Su vida es la peor de las pesadillas. Están sólos, lejos de casa, en un mundo hostil y nadie les entiende, nadie les mira. Porque no son nadie.
Penan por su familia y sus amigos, a los que no pueden ver; por su lengua, que no pueden oír; por las pequeñas y grandes costumbres de su tierra, por el aroma de su niñez, por el nombre que dejaron atrás, porque aquí sólo ven el color de su piel o sus bolsillos vacíos, porque detrás de cada esquina acecha un peligro y nadie les ayuda.
Sufren, en fin, del Síndrome de Ulises, descrito por el profesor durangués Joseba Achótegui.
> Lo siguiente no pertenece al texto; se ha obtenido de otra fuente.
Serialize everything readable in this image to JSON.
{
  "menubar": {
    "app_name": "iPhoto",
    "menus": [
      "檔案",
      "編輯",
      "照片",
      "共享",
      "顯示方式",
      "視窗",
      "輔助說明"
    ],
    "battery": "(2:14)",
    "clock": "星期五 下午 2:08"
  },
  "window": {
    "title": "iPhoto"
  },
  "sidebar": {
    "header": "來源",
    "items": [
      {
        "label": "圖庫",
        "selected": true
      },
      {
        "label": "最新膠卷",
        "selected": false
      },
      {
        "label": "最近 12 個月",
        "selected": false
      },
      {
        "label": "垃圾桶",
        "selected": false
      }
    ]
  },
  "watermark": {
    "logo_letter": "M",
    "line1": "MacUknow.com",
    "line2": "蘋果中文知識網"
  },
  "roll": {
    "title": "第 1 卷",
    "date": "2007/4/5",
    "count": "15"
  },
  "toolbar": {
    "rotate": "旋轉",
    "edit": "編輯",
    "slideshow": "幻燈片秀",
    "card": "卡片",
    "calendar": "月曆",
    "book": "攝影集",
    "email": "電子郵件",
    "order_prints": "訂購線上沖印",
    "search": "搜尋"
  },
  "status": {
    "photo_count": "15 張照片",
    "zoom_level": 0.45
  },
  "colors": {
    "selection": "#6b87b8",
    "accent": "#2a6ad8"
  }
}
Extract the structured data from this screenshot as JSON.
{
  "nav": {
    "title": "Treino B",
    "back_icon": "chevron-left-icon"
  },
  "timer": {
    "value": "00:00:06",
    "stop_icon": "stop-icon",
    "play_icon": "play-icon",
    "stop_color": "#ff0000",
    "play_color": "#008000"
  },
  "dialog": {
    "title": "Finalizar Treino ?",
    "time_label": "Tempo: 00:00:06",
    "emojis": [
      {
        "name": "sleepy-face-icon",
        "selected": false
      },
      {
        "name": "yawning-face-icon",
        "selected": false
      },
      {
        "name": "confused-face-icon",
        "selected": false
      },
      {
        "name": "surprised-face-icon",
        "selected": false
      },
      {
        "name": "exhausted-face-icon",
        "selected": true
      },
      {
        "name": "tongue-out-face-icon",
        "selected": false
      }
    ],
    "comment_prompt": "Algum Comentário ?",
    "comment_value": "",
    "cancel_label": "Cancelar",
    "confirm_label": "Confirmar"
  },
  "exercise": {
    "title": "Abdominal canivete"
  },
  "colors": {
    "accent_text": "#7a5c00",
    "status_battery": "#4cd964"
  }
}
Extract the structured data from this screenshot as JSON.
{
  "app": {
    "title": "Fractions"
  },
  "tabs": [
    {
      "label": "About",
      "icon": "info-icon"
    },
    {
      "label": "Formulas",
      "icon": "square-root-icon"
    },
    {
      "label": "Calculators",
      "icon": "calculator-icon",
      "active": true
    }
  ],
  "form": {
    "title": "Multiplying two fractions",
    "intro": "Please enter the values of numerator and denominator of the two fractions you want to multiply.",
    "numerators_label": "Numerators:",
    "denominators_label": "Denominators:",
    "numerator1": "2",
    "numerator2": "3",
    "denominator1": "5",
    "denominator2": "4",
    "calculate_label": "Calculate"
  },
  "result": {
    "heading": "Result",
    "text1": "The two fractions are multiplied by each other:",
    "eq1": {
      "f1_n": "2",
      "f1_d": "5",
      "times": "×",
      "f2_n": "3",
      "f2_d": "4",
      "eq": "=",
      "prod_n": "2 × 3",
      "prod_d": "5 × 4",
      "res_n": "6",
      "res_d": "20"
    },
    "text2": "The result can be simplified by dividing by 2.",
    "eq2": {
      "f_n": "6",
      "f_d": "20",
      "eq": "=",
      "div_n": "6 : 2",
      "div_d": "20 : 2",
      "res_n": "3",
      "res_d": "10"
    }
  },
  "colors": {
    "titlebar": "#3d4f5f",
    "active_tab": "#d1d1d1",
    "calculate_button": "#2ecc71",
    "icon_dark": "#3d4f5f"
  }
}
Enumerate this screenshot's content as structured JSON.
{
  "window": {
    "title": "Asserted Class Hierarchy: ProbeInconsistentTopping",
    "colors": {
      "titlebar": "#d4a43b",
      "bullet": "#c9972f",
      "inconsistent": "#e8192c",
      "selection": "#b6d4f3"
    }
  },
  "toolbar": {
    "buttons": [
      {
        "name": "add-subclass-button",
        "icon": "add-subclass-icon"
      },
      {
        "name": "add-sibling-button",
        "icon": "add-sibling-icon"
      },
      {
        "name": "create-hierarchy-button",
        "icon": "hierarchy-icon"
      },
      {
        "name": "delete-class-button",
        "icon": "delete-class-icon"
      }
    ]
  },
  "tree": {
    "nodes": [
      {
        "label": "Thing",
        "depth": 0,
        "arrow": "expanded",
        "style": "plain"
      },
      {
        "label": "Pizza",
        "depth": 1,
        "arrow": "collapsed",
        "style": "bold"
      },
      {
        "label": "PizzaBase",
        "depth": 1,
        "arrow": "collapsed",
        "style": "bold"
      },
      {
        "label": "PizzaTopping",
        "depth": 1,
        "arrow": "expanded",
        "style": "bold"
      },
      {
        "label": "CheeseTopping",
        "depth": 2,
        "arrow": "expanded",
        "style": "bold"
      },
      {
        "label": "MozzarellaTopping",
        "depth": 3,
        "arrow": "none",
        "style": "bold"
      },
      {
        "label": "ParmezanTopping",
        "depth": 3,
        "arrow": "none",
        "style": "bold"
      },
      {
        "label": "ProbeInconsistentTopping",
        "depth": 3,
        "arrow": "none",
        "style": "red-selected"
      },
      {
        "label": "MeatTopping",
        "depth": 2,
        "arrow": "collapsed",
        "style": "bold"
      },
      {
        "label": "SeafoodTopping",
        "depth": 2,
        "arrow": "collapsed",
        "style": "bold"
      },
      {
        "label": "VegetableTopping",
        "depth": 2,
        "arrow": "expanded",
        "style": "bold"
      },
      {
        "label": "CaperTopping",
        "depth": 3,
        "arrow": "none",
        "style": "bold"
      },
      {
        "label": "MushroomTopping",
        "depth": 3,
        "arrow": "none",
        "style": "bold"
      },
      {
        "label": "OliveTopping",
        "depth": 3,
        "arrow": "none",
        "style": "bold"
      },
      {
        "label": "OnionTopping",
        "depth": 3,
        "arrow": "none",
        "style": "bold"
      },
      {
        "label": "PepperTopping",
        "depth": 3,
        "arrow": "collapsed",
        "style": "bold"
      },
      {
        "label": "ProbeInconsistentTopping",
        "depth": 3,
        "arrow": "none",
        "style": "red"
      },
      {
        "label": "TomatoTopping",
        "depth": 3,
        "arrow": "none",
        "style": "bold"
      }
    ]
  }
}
Sus palabras confirmaron lo que muchos de los asistentes a la charla del pasado viernes en Durango ven a diario. Nuestros pueblos están plagados de náufragos.
Su odisea no se limita al Mediterráneo, como la del héroe de Homero. La suya atraviesa África, el Sáhara, ése océano de arena en el que perecen cientos de seres humanos en silencio -si gritan, sus voces no llegan a nuestros oídos-. Los monstruos a los que se enfrentan les engañan, les extorsionan, violan a las mujeres -pues estos Ulises de hoy no sólo tienen forma de hombre-, los dejan morir si les conviene.
Llegan después al Estrecho, o más allá, y cruzan en patera, o bajo las asfixiantes lonas de un camión. No sabemos cuántos se quedan en el camino. Otros cruzan Asia y Europa, en autobús, o México, vadeando un río asesino y muros cada vez más altos. Todo por llegar a Occidente.
Y al final, tras meses o años de viaje, resulta que el paraíso sigue preñado de horrores.